A cold and angry mob in Philadelphia stormed coal trains as they arrived in the yards. In West Virginia, ministers left their pulpits to mine coal. A group of 200 Kentucky businessmen were volunteer miners in their spare hours; a band escorted them to the mine and women fed coffee and doughnuts to the night shift.
We had no radio, no OWI, and no government-made movies to spread information 26 years ago, but an extensive program of education for coal users was set up. There was a “Tag Your Shovel Day” when schoolchildren tied tags with printed coal-saving instructions on the family shovel. Thirteen million pamphlets on “Coal Saving at Home” were distributed. Many cities had “discussion stations” were householders could learn the care and economical feeding of furnaces. Factories were urged to wash their windows, let in the daylights, and turn off the lights.

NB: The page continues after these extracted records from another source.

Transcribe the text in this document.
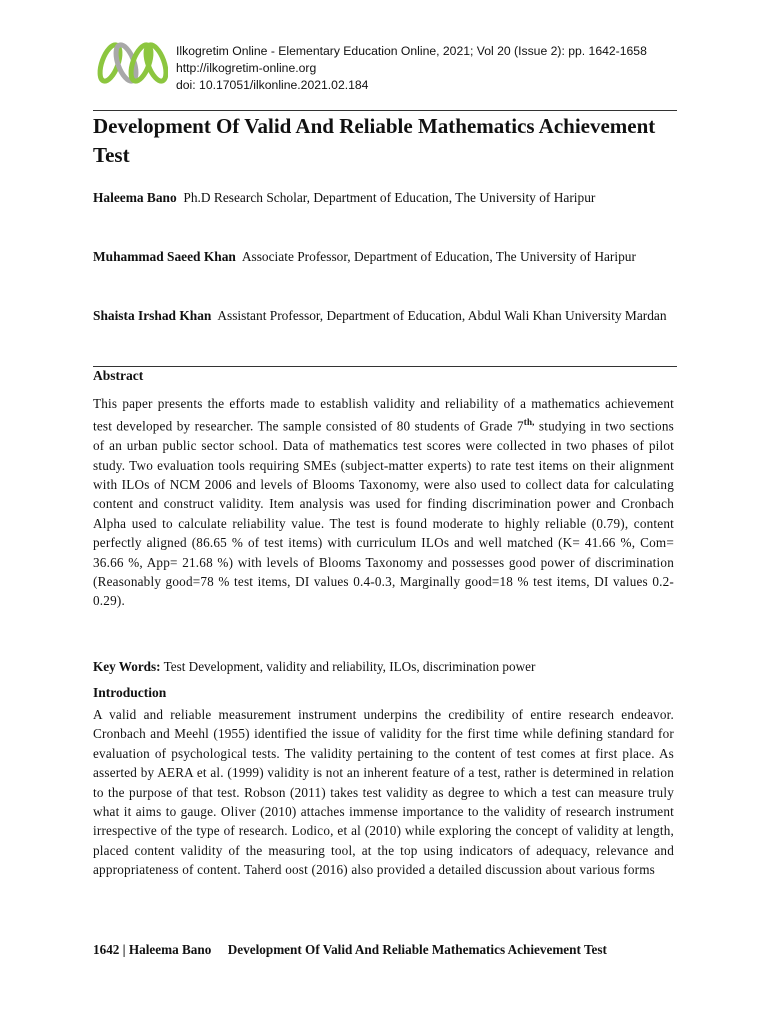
Ilkogretim Online - Elementary Education Online, 2021; Vol 20 (Issue 2): pp. 1642-1658
http://ilkogretim-online.org
doi: 10.17051/ilkonline.2021.02.184
Development Of Valid And Reliable Mathematics Achievement Test
Haleema Bano Ph.D Research Scholar, Department of Education, The University of Haripur
Muhammad Saeed Khan Associate Professor, Department of Education, The University of Haripur
Shaista Irshad Khan Assistant Professor, Department of Education, Abdul Wali Khan University Mardan
Abstract

This paper presents the efforts made to establish validity and reliability of a mathematics achievement test developed by researcher. The sample consisted of 80 students of Grade $7^{th,}$ studying in two sections of an urban public sector school. Data of mathematics test scores were collected in two phases of pilot study. Two evaluation tools requiring SMEs (subject-matter experts) to rate test items on their alignment with ILOs of NCM 2006 and levels of Blooms Taxonomy, were also used to collect data for calculating content and construct validity. Item analysis was used for finding discrimination power and Cronbach Alpha used to calculate reliability value. The test is found moderate to highly reliable (0.79), content perfectly aligned (86.65 % of test items) with curriculum ILOs and well matched (K= 41.66 %, Com= 36.66 %, App= 21.68 %) with levels of Blooms Taxonomy and possesses good power of discrimination (Reasonably good=78 % test items, DI values 0.4-0.3, Marginally good=18 % test items, DI values 0.2-0.29).

Key Words: Test Development, validity and reliability, ILOs, discrimination power
Introduction

A valid and reliable measurement instrument underpins the credibility of entire research endeavor. Cronbach and Meehl (1955) identified the issue of validity for the first time while defining standard for evaluation of psychological tests. The validity pertaining to the content of test comes at first place. As asserted by AERA et al. (1999) validity is not an inherent feature of a test, rather is determined in relation to the purpose of that test. Robson (2011) takes test validity as degree to which a test can measure truly what it aims to gauge. Oliver (2010) attaches immense importance to the validity of research instrument irrespective of the type of research. Lodico, et al (2010) while exploring the concept of validity at length, placed content validity of the measuring tool, at the top using indicators of adequacy, relevance and appropriateness of content. Taherd oost (2016) also provided a detailed discussion about various forms

1642 | Haleema Bano Development Of Valid And Reliable Mathematics Achievement Test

Wartime America did what it could in that 1917-18 winter, and yet a lot of people were cold, a lot of people will be cold this winter, too, in spite of forewarning and more complete information on making your coal supply last longer. Distribution is in better order and the railroads, though overtaxed, are functioning admirably. But the demand is tremendous. And four work stoppages in recent months didn’t help a bit.
Everyone will have to take every fuel-saving precaution possible in the cold months ahead if we are to get through in tolerable comfort, for the situation is undeniably serious. After that there isn’t much to do except shiver and bear it, remembering that most people who went through the cold discomfort of 1917-18 have long since forgotten it.